Tau proteins are highly soluble and abundant in the neurons where they play a critical role in microtubule stabilization. In this hypothesis, hyperphosphorylated tau begins to pair with other threads of tau. Eventually, they form neurofibrillary tangles inside nerve cell bodies. When this occurs, the microtubules disintegrate, destroying the structure of the cell's cytoskeleton. This may eventually causes neurodegeneration and neuronaldeath. In recent years, immunomodulation was suggested as a viable option for promoting effective clearance of Tau aggregates.

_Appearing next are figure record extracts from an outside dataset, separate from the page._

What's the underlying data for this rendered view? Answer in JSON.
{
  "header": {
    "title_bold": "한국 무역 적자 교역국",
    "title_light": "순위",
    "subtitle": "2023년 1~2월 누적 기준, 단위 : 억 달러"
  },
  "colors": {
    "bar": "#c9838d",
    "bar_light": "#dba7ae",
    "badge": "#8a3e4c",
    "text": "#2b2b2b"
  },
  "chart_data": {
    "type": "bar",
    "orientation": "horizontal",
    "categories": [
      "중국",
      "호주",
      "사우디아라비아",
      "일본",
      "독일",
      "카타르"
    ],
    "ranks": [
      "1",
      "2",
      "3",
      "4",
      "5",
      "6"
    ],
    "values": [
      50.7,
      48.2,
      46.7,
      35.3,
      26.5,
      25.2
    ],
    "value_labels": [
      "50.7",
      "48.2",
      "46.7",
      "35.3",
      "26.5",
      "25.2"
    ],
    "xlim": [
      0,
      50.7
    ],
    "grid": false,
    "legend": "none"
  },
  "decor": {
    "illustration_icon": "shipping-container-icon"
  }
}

The tau protein contains 85 potential serine (S), threonine (T), and tyrosine (Y) phosphorylation sites, and under normal conditions phosphorylation helps to maintain cytoskeletal structure. Abnormal phosphorylation of tau is known to contribute to AD pathology, with approximately 45 specific phosphorylation sites identified in the AD brain. Tau is subject to multiple post-translational modifications in addition to phosphorylation, including glycosylation, oxidation and aggregation etc. Today, there is a worldwide effort under way to find better ways to treat the disease, delay its onset, and prevent it from developing.